Relationship of Clinical Tests to Simulated Driving Errors in Persons with Epilepsy
Abstract number :
2.101
Submission category :
16. Public Health
Year :
2011
Submission ID :
14837
Source :
www.aesnet.org
Presentation date :
12/2/2011 12:00:00 AM
Published date :
Oct 4, 2011, 07:57 AM
Authors :
S. N. Winter, A. C. Crizzle, S. Classen, W. Silver, S. Eisenschenk
Rationale: Persons with epilepsy may have seizures that impact safe driving, and up to 40% of patients with recurrent seizures continue driving. The challenge is to determine if and when driving is adequately safe. The gold standard on-road evaluation is not feasible due to cost, access, capacity of driving evaluators and potential danger from uncontrolled seizures.
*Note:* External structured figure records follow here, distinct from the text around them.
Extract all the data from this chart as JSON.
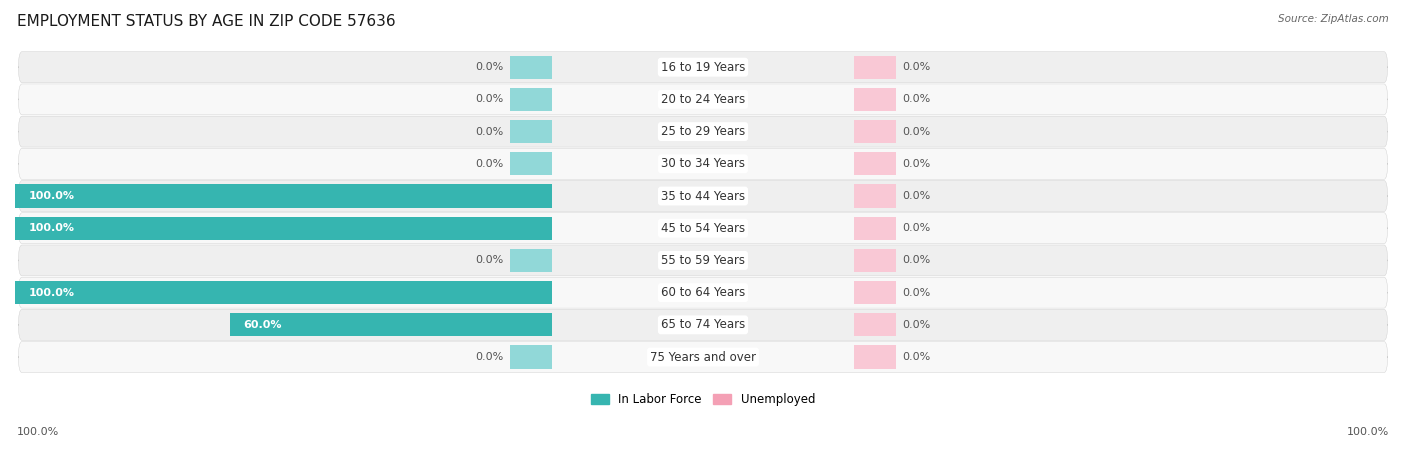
{
  "title": "EMPLOYMENT STATUS BY AGE IN ZIP CODE 57636",
  "source": "Source: ZipAtlas.com",
  "categories": [
    "16 to 19 Years",
    "20 to 24 Years",
    "25 to 29 Years",
    "30 to 34 Years",
    "35 to 44 Years",
    "45 to 54 Years",
    "55 to 59 Years",
    "60 to 64 Years",
    "65 to 74 Years",
    "75 Years and over"
  ],
  "in_labor_force": [
    0.0,
    0.0,
    0.0,
    0.0,
    100.0,
    100.0,
    0.0,
    100.0,
    60.0,
    0.0
  ],
  "unemployed": [
    0.0,
    0.0,
    0.0,
    0.0,
    0.0,
    0.0,
    0.0,
    0.0,
    0.0,
    0.0
  ],
  "labor_force_color": "#36b5b0",
  "unemployed_color": "#f4a0b5",
  "labor_force_stub_color": "#91d8d8",
  "unemployed_stub_color": "#f9c8d5",
  "row_bg_odd": "#efefef",
  "row_bg_even": "#f8f8f8",
  "title_fontsize": 11,
  "label_fontsize": 8.5,
  "value_fontsize": 8,
  "xlim_left": -100,
  "xlim_right": 100,
  "x_left_label": "100.0%",
  "x_right_label": "100.0%",
  "legend_labor": "In Labor Force",
  "legend_unemployed": "Unemployed"
}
Therefore, our objective is to determine which tests from a clinical battery are correlated with errors made during simulated driving using a DriveSafety DS-250r simulator, for future predictions of driving performance.Methods: This study is exploratory, nested into an experimental pre and post design approved by the University of Florida s Institutional Review Board. A convenience sample of seven drivers (out of twenty expected) with epilepsy was recruited from an in-patient Epilepsy Monitoring Unit. Each subject completed vision, visual-cognitive, cognitive, and motor tests from a clinical battery. After simulator acclimation, each subject drove one or more thirty-five minute drives. The outcome variables were type and frequency of driving errors (i.e., visual scanning, lane maintenance, speed regulation, signaling, yielding, adjustment to stimuli and gap acceptance) based on evaluator observation. We used a two-tailed Spearman Rank Correlation Coefficient to examine the relationships among the clinical tests (i.e., visual acuity, Useful Field of View, Trails B and foot tap). Results: For the seven drivers, mean age = 40.0 SD +10.1, 60% female, 86% white, mean years education 12.3 SD +0.5. Spearman Rank (Table 1) showed significant correlations for: visual acuity with visual scanning errors (r =.91, p<.01) and total errors (r= .81, p<.05); Useful Field of View subtests 2 and 3 with visual scanning errors (r =.99, p<.01 and r=.94, p<.01 respectively) and total driving errors (r=.93, p<.01 and r=.96, p<.01 respectively); and contrast sensitivity with total errors (r = -.79, p<.05).Conclusions: These preliminary findings indicate correlations of visual and visual cognitive tests with simulated driving, yet require further testing.